There are several stories in this vein. A 74-year-old refugee from Jammu, Mirza Javed Akhter, filed his documents to the ofice of the deputy commissioner of Muzaffarabad in July 2010. His wait, like thousands of others, goes on. When he inquired about the status of his application, Mirza was told that it had been forwarded to the designated authority across the line of control in Srinagar, but there has been no development since.
Kashmiri writer Ershad Mahmud agrees that the procedure to obtain a travel permit is very cumbersome: “It is very difficult even for those who are fully eligible and qualify in all areas.” He observed that the upcoming Pakistan-India working group meeting could finally resolve the issue.

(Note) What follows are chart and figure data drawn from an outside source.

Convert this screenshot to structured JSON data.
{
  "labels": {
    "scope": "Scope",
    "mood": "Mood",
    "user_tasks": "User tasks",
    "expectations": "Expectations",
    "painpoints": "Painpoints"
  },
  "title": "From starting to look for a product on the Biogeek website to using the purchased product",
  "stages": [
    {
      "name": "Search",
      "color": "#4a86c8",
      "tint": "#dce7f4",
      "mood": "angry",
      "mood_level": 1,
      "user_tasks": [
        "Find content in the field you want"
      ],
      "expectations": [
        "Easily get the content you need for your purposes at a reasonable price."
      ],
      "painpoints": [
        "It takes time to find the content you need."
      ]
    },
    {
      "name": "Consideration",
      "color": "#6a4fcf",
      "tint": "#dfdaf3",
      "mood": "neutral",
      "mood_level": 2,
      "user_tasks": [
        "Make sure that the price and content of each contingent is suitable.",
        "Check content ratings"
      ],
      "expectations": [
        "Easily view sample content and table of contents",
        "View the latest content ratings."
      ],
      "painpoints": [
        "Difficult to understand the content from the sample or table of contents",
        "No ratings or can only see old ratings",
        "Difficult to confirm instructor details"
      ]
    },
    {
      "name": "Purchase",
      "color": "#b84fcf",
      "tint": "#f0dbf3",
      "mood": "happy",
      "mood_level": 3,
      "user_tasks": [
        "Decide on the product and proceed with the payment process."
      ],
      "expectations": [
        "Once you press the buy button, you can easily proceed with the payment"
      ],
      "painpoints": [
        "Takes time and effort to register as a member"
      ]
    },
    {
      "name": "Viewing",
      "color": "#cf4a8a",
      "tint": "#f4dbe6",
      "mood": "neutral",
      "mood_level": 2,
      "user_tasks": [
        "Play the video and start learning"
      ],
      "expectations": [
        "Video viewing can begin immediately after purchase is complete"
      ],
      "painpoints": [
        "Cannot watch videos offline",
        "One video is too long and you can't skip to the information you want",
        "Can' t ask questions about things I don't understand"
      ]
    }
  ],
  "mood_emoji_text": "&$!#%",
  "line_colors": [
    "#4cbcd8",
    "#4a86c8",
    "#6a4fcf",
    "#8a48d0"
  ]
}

“Both governments should introduce swap entry passes to citizens so that there can be free movement through the opening of all historical and natural routes between AJK and Indian-administered Kashmir,” he says.
A local scholar, Syed Waqas Ali Kausar, also believes that the LoC bus service has chronic procedural delays in terms of entry permits and administrative hiccups. He stresses the diplomatic importance of the bus service in helping to foster a culture of peace in the region.
Published in The Express Tribune, April 5th, 2012.